Job Title: Site Reliability Engineer (SRE)
Location: Columbus, OH, Charlotte, NC, Edison, NJ - Onsite (Hybrid)
Client: HCL
- Note: Please share H1 local candidates, who is willing to share passport number (mandatory for submission)
Interview Process
- Round 1: Video Interview
- Round 2: Face-to-Face Interview in Columbus, OH / Charlotte, NC / Edison, NJ
- Candidates should be willing to attend the onsite interview if selected for the second round.
Required Qualifications
- 8+ years of Software Engineering experience.
- 4+ years of experience in Site Reliability Engineering (SRE) teams with a continued focus on improving platform health and reliability.
- Familiarity with Agile or other rapid application development practices.
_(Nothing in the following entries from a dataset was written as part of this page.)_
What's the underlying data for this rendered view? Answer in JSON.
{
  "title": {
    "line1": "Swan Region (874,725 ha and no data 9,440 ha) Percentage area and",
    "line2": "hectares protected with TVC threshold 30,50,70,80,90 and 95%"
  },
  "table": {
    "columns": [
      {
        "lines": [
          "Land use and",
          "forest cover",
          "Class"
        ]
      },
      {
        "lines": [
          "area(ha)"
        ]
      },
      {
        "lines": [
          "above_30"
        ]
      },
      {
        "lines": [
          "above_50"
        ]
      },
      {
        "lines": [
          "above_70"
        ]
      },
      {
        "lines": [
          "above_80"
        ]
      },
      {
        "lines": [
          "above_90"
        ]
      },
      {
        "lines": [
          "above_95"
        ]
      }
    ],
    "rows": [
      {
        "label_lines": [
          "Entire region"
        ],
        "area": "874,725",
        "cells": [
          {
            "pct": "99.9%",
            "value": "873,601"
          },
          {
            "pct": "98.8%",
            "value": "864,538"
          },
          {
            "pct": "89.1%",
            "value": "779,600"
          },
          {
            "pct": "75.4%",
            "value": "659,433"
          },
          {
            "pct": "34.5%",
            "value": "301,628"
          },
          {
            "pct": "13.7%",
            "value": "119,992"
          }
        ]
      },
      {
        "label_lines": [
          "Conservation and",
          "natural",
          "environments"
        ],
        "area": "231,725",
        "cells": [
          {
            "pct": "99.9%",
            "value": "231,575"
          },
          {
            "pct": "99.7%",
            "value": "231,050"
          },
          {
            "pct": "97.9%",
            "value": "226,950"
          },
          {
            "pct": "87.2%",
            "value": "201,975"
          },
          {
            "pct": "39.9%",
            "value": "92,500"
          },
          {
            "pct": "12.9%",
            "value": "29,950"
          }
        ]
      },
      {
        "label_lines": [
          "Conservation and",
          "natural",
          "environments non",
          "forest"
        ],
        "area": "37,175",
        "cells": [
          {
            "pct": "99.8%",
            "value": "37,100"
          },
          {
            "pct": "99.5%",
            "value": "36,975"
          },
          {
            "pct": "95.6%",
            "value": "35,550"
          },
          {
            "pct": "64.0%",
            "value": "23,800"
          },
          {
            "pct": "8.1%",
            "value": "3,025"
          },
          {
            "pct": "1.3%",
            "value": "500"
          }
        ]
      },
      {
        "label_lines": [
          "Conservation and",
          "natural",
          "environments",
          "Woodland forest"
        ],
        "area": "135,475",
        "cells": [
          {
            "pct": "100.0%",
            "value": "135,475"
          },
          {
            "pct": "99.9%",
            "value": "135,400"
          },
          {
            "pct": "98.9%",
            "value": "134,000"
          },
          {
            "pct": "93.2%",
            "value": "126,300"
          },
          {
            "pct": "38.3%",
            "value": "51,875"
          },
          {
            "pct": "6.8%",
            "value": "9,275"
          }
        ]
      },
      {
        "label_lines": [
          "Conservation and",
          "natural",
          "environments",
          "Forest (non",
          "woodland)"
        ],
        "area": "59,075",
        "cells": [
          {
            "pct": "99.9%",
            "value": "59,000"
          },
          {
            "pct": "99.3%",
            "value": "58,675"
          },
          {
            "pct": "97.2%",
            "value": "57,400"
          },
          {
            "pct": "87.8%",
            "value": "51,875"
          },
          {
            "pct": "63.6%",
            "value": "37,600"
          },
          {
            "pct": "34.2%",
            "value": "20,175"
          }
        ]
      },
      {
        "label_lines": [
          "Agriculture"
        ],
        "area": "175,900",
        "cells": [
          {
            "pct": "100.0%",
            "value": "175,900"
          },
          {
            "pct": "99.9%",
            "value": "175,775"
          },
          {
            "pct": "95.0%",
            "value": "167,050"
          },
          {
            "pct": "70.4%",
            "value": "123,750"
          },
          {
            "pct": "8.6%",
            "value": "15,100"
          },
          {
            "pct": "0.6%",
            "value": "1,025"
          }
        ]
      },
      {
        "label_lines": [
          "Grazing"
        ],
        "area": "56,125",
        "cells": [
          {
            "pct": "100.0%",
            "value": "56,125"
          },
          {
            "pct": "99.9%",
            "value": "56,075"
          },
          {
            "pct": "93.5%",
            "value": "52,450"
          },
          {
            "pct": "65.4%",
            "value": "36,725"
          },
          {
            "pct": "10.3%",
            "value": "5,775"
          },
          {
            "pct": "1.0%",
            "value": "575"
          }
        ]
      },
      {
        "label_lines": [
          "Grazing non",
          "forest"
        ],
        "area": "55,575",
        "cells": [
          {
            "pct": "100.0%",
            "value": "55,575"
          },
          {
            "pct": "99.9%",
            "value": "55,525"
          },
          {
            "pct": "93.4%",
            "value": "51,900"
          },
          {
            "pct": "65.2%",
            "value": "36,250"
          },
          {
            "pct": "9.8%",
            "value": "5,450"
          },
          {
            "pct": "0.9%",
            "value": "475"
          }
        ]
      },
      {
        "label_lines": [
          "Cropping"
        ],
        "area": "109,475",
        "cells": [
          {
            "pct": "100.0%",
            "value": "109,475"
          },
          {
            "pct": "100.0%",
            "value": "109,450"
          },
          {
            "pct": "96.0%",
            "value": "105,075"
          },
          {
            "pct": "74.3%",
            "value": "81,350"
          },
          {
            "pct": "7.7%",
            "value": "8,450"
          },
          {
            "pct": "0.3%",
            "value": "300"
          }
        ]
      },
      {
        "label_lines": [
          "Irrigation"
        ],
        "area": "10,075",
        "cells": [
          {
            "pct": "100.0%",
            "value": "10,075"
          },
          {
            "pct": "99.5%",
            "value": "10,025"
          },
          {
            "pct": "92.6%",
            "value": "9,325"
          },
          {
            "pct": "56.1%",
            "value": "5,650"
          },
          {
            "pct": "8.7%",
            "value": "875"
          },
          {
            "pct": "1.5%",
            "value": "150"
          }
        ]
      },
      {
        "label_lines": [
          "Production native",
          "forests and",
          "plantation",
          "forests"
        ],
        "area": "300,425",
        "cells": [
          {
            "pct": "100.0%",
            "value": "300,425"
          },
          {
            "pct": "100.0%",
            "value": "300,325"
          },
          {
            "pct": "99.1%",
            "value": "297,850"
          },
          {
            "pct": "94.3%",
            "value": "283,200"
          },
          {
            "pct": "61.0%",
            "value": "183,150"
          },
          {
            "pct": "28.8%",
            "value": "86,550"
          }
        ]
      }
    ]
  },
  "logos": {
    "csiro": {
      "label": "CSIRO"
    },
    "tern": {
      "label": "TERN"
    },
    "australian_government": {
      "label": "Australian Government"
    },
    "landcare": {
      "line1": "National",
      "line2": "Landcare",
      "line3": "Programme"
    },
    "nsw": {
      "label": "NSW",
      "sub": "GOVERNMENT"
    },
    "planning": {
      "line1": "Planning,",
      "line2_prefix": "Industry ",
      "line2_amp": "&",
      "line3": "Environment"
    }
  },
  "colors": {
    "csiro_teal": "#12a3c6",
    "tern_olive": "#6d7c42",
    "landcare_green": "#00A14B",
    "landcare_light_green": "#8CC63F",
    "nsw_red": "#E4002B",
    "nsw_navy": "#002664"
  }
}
- Hands-on expertise in building dashboards using APM and observability tools.
- Experience with distributed (multi-tiered) systems, algorithms, relational databases, and NoSQL databases.
- Knowledge of caching tools such as Redis and Memcache, and messaging technologies such as MQ and Kafka.
- Strong working knowledge of monitoring and observability tools including Splunk, GCL, ELK, Grafana, and Prometheus.
- Ability to create dashboards and configure alerts using GCL, Splunk, and ELK.
- Working knowledge of CI/CD practices and tools, including Git, Jenkins, and UCD Release.
- Ability to collaborate with Security, Networking, Infrastructure, and Engineering teams to improve platform health and resiliency.
- Experience with Shell Scripting and DevOps tools such as Ansible, including YAML playbook development.
- Experience with distributed storage technologies such as NFS.
- Hands-on experience with Kubernetes, OpenShift, PCF, AWS, or Azure.
- Strong troubleshooting skills with a proactive approach to identifying problems, performance bottlenecks, and areas for improvement.